Een mensenleven is verdeeld in verschillende levensfasen: baby, peuter, kleuter, (school)kind, puber, adolescent, volwassene en oudere. Tijdens elke fase vinden er veranderingen plaats, zowel lichamelijk als geestelijk. Lichamelijke ontwikkeling omvat veranderingen in je lichaam, zoals groei en fysieke capaciteiten. Geestelijke ontwikkeling betreft de groei van het verstand, zoals het leren herkennen van gezichten bij baby’s of het schrijven leren als kind. Zelfstandigheid neemt ook toe: van volledig afhankelijk als baby tot volledig zelfstandig als volwassene.
Waardoor verander je?
Veranderingen in het lichaam worden geregeld door hormonen, die worden geproduceerd in hormoonklieren. De hypofyse, een belangrijke hormoonklier onderaan de hersenen, produceert onder andere het groeihormoon en hormonen die secundaire geslachtskenmerken stimuleren. Hormonen reizen via het bloed naar doelwitorganen, die reageren dankzij receptoren op hun celmembranen. Wanneer een hormoon zich hecht aan een receptor, activeert dit processen zoals groei.
Hoe groei je?
Groei verloopt in fasen.
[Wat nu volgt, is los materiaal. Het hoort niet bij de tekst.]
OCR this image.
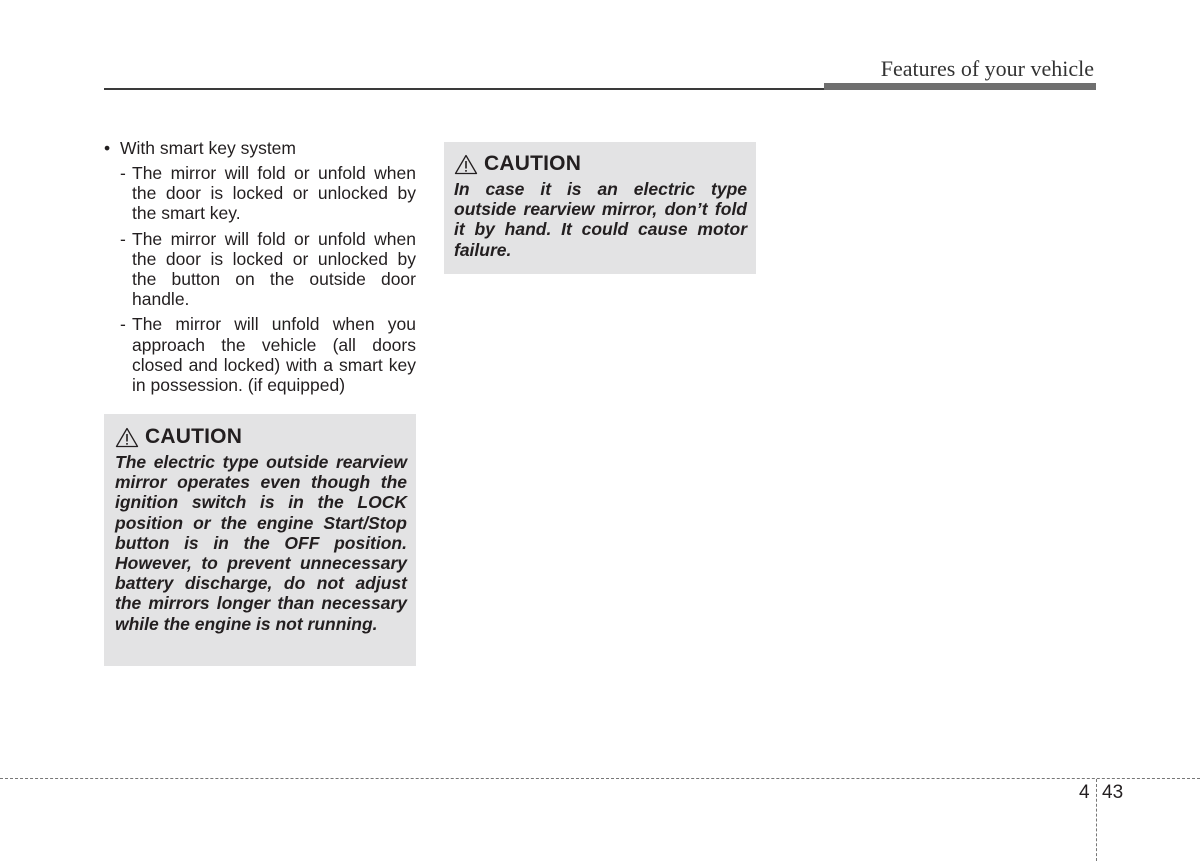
Features of your vehicle
• With smart key system
- The mirror will fold or unfold when the door is locked or unlocked by the smart key.
- The mirror will fold or unfold when the door is locked or unlocked by the button on the outside door handle.
- The mirror will unfold when you approach the vehicle (all doors closed and locked) with a smart key in possession. (if equipped)
CAUTION
The electric type outside rearview mirror operates even though the ignition switch is in the LOCK position or the engine Start/Stop button is in the OFF position. However, to prevent unnecessary battery discharge, do not adjust the mirrors longer than necessary while the engine is not running.
CAUTION
In case it is an electric type outside rearview mirror, don’t fold it by hand. It could cause motor failure.
4 43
In de eerste maanden na de geboorte is snelle groei mogelijk door voedingsstoffen. Na deze periode regelt het groeihormoon verdere groei. In de puberteit zorgt een toename van groeihormoon voor een groeispurt, waarbij celdeling en celgroei plaatsvinden, vooral in de groeischijven aan de uiteinden van botten. De groei stopt wanneer deze kraakbeencellen verkalken en veranderen in bot.
Bij jongens en meisjes verloopt de groei anders. Jongens hebben vaak een latere, intensievere groeispurt, wat verklaart waarom ze gemiddeld langer zijn. Ook groeien verschillende botten specifiek door: meisjes krijgen bredere heupen en jongens een bredere borstkas.